Domoguen: A school for nobodies

Mountain Light

MOST of us want to become somebody.

Early in grade school and on into our adult years, we get the message. Be somebody. Soon it becomes our experience of reality. You are the sun and the universe revolves around you.

You are not alone in perceiving yourself at the center of reality. In a room of 50 people, how many of them feel the same way as you do?

Most of them may have completed a course in college. A lot consider themselves successful in their chosen professions and some occupy high positions in corporations and government. Your perceptions of your importance in society are reckoned on external merits, really, and you get peeved and easily insulted when people fail to acknowledge who you think you are.

Scale that up in a metropolis inhabited by millions of people and they all probably have the same psychological and subjective mindset of self-importance as you do.

It really feels great to be the main focus of attention among friends, family, and peers on every occasion and event. Many of us would not like hearing this, but it is when you are "nobody," that you are "somebody."

In truth, over the course of history, we're just one of the insignificant billions who live and die on this planet -- dust.

There are men and women who thought otherwise, who are so focused on their importance and became less insignificant. They marked their brief time on Earth with conquest, control, mass murder, and power over humanity's common resources.

In the end, we all pay dearly for their defiance of the truth and recorded their names, Stalin, Hitler, Polpot, Mussolini, Mao Tse Tung, among others, in history books with blood, sweat, tears, and mass graves.

Everything about us is insignificant. The workplace where everybody in our immediate circle thinks they are somebody is a good classroom to learn how to become nobody. The people who do their best to put you down make crab mentality sensible.

On occasion, I read and get astounded and amazed by the information scientists bring to their readers about the "observable universe."

Scientists studying space acknowledge that the data and information they churn out from their studies about the number of stars in the heavens represents only a tiny fraction of the whole.

Thus far, what we know is that there are an estimated 10 trillion galaxies in the universe.

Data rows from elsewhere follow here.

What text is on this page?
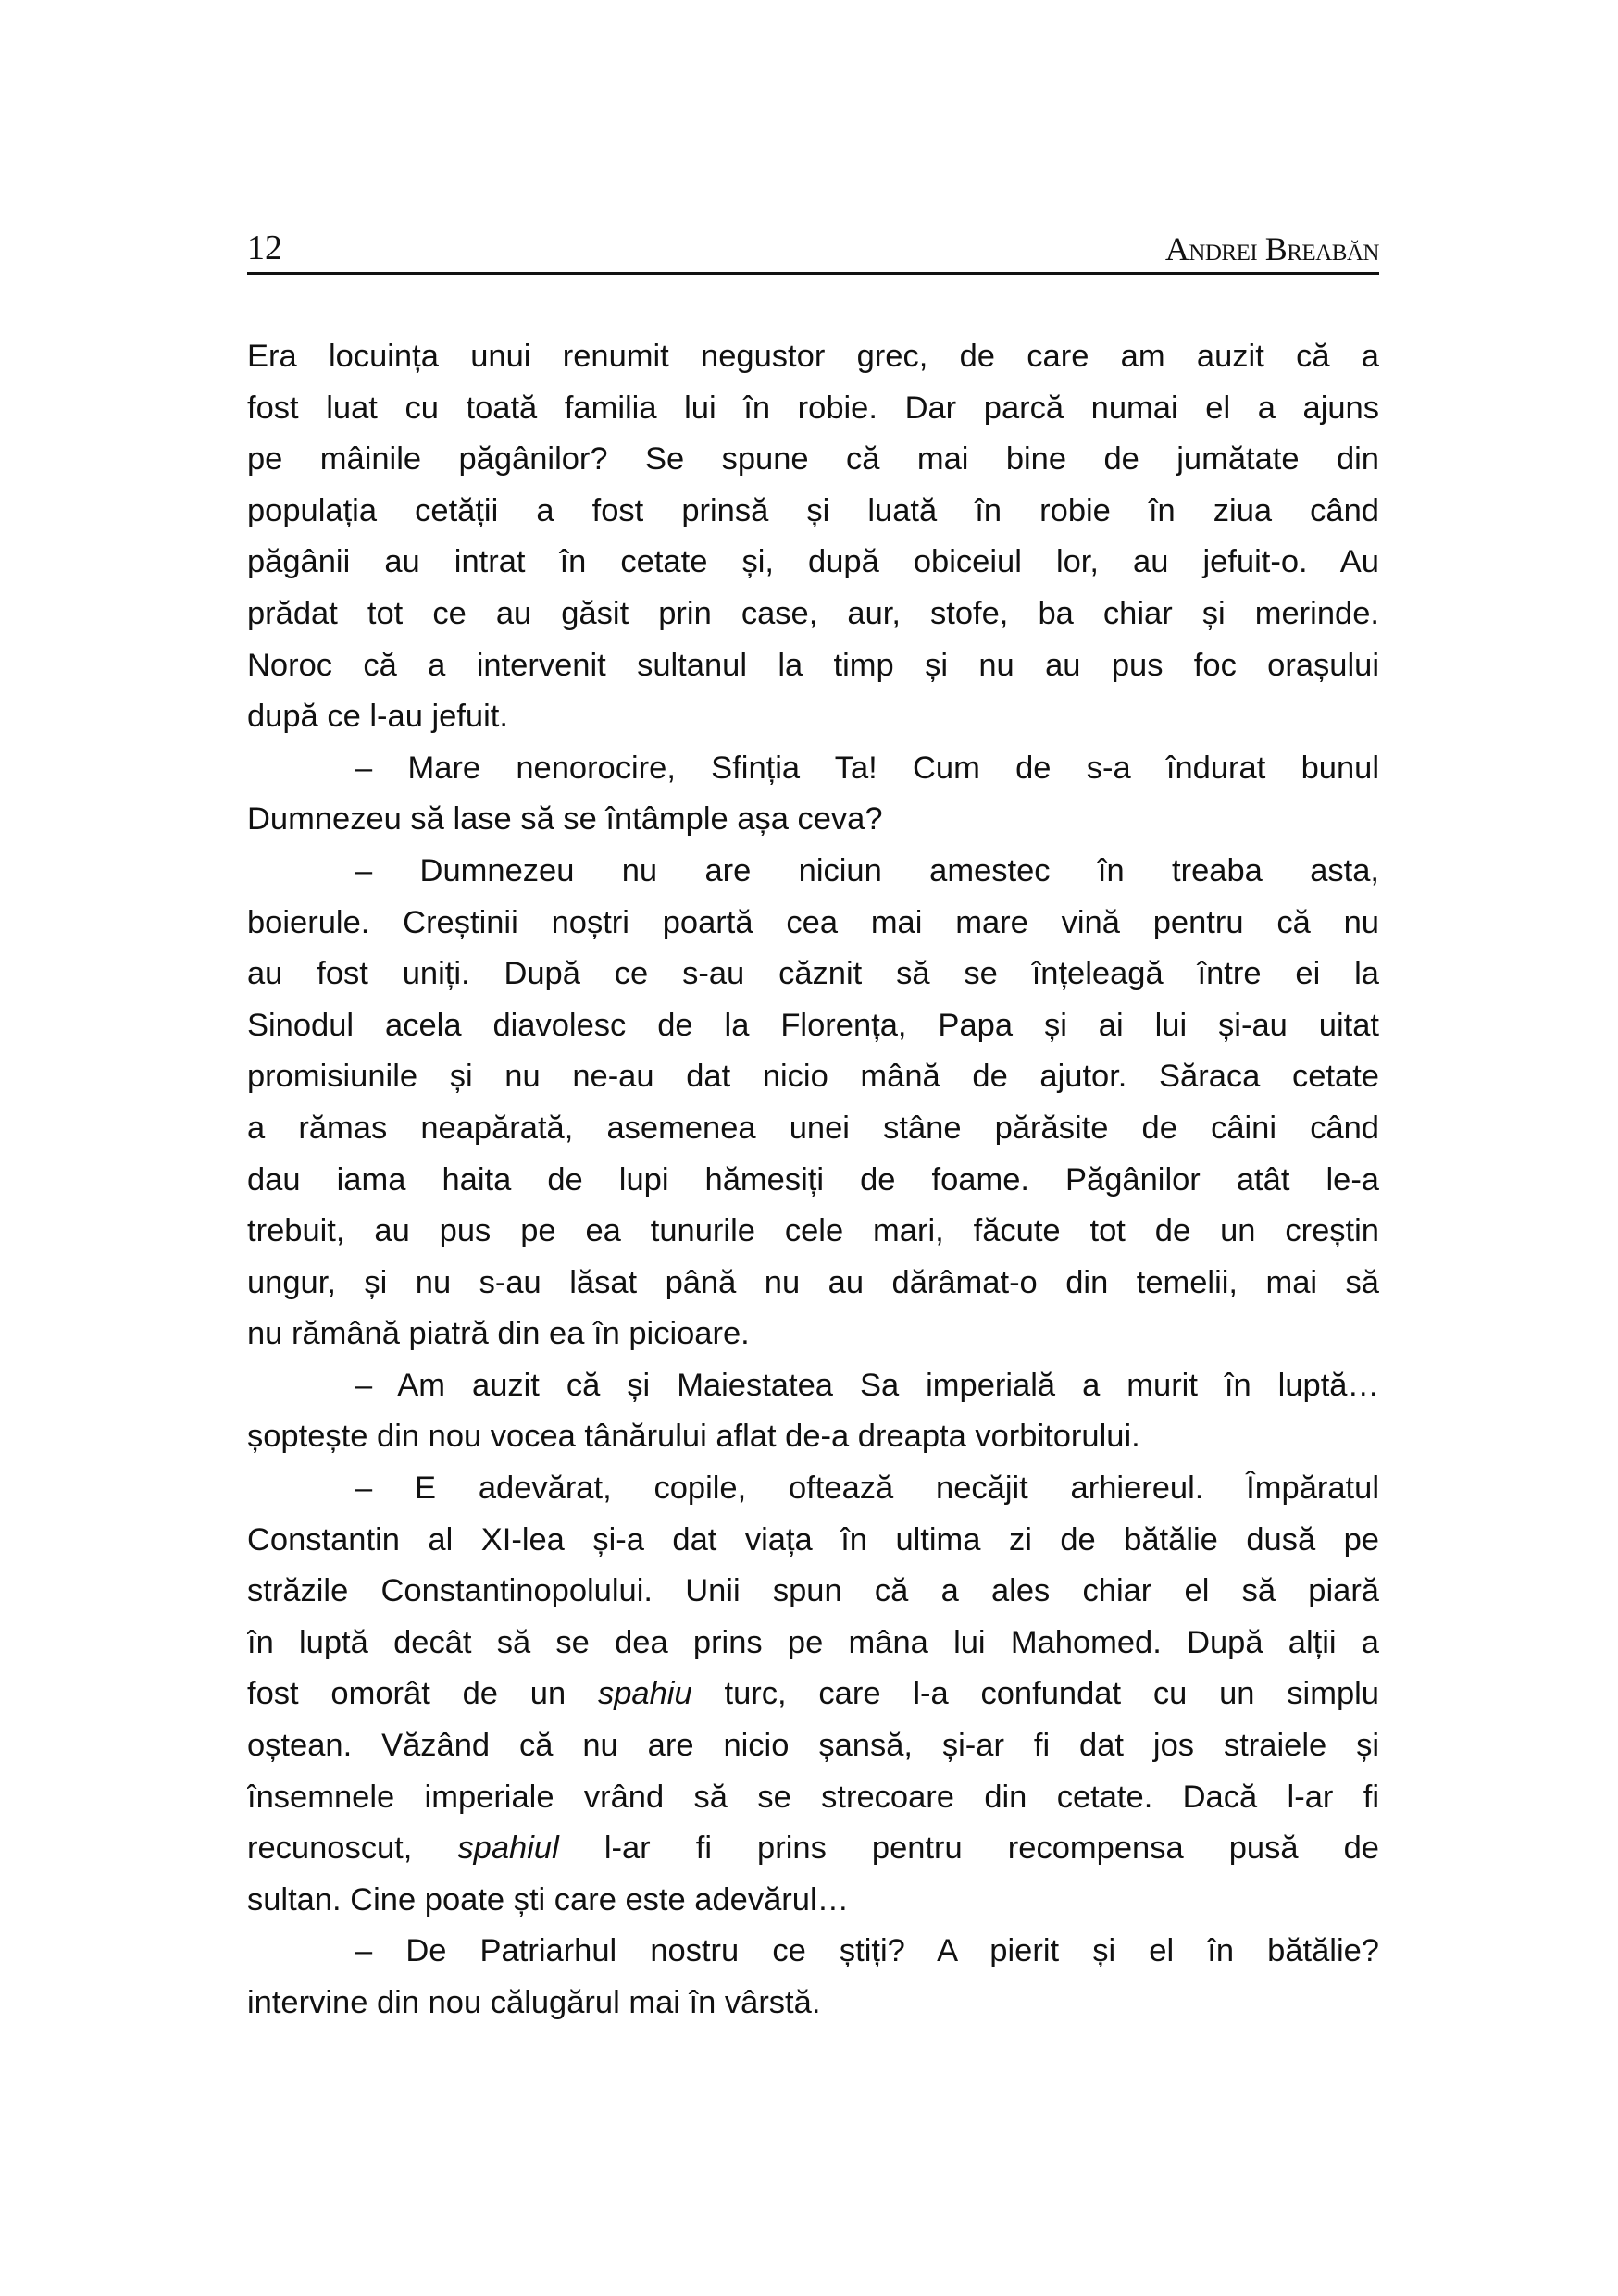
12	Andrei Breabăn
Era locuința unui renumit negustor grec, de care am auzit că a
fost luat cu toată familia lui în robie. Dar parcă numai el a ajuns
pe mâinile păgânilor? Se spune că mai bine de jumătate din
populația cetății a fost prinsă și luată în robie în ziua când
păgânii au intrat în cetate și, după obiceiul lor, au jefuit-o. Au
prădat tot ce au găsit prin case, aur, stofe, ba chiar și merinde.
Noroc că a intervenit sultanul la timp și nu au pus foc orașului
după ce l-au jefuit.
– Mare nenorocire, Sfinția Ta! Cum de s-a îndurat bunul
Dumnezeu să lase să se întâmple așa ceva?
– Dumnezeu nu are niciun amestec în treaba asta,
boierule. Creștinii noștri poartă cea mai mare vină pentru că nu
au fost uniți. După ce s-au căznit să se înțeleagă între ei la
Sinodul acela diavolesc de la Florența, Papa și ai lui și-au uitat
promisiunile și nu ne-au dat nicio mână de ajutor. Săraca cetate
a rămas neapărată, asemenea unei stâne părăsite de câini când
dau iama haita de lupi hămesiți de foame. Păgânilor atât le-a
trebuit, au pus pe ea tunurile cele mari, făcute tot de un creștin
ungur, și nu s-au lăsat până nu au dărâmat-o din temelii, mai să
nu rămână piatră din ea în picioare.
– Am auzit că și Maiestatea Sa imperială a murit în luptă…
șoptește din nou vocea tânărului aflat de-a dreapta vorbitorului.
– E adevărat, copile, oftează necăjit arhiereul. Împăratul
Constantin al XI-lea și-a dat viața în ultima zi de bătălie dusă pe
străzile Constantinopolului. Unii spun că a ales chiar el să piară
în luptă decât să se dea prins pe mâna lui Mahomed. După alții a
fost omorât de un spahiu turc, care l-a confundat cu un simplu
oștean. Văzând că nu are nicio șansă, și-ar fi dat jos straiele și
însemnele imperiale vrând să se strecoare din cetate. Dacă l-ar fi
recunoscut, spahiul l-ar fi prins pentru recompensa pusă de
sultan. Cine poate ști care este adevărul…
– De Patriarhul nostru ce știți? A pierit și el în bătălie?
intervine din nou călugărul mai în vârstă.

A galaxy is a large group of stars, gas, and dust bound together by gravity. Our Sun is a star and all the planets around it are part of a galaxy known as the Milky Way Galaxy.

The Milky Way has an estimated 100 billion stars. When multiplied with 10 trillion galaxies, it results in one septillion stars or a "1" with 24 zeros after it, according to scientists. Imagine that a lot of these stars also contain many modes of dust that we call planets.

Reckoned in terms of the universe, we live on a speck of dust called Planet Earth. From where do we get the notion of our bigness and importance in the scheme of things. "Thou art dust and unto dust, thou shalt return." Every day, hour or minute that this happens little would change beyond the subjective emotional states of the people around us who love or hate us.

I being nobody may have come from a lifelong experience of suffering. If I should depart Earth today, nothing is lost except that I might miss drinking coffee with some friends.

Honestly, even if life isn't concerned with it, like anybody, I struggle with an artificial sense of importance. But this is where things become different for me. On many occasions, I confront this divergence between the story I tell myself and the cold, hard reality. Who I am is not about my net worth, my title and the position that I occupy in society. When we come to it, we're nothing but particles in an infinite sea of entropy and decay.

I do not wish to end there. As a Christian, I return to Psalm 8 in the Bible. Many people read this Psalm to boost their self-importance before God and his people. I read it otherwise acknowledging that there is a God who cares about my feelings of unimportance before him and his creation.

From there, I indulge in the beautiful and sublime. When it comes to the stars, the beautiful can be seen and experienced in a clear December night high above the mountains. The moon and the constellations, including some blazing comets, can be stunning to the eyes.

The Sublime, however, is different. It's more than just visually enticing. It's overwhelming. I experienced it when I first saw the sunrise as a boy, and when I held my son when he was born. In 1991, I saw the Mountains along Kennon Road shaking with the earthquake as huge rock boulders were torn from their sides and came rolling down. The sublime has the power to engorge us at any time.

The sublime is experienced during a heightened sense of existence beyond comfort and normalcy. It's found when we are in awe at the might of nature, it's experienced in the emotion of love, and it's discovered when we are compelled by a great work of art. We indulge it by accepting a degree of inferiority for a connection to something greater.

There is a risk of vulnerability here balanced by the reward of ecstasy. As a boy, I often wondered what it is like to live in the jungle. To cut the story short, I lived in the Sierra Madre mostly on my own after high school and discovered for myself what a pristine environment is with its sounds and all the life that it contains.

Life in a jungle has its ecstasies but you must accept vulnerability as part of it, otherwise, you are cornered in a multitude of fears.

It seems to me that the Earth is a school for people who need to learn that they nobodies before they can become somebody.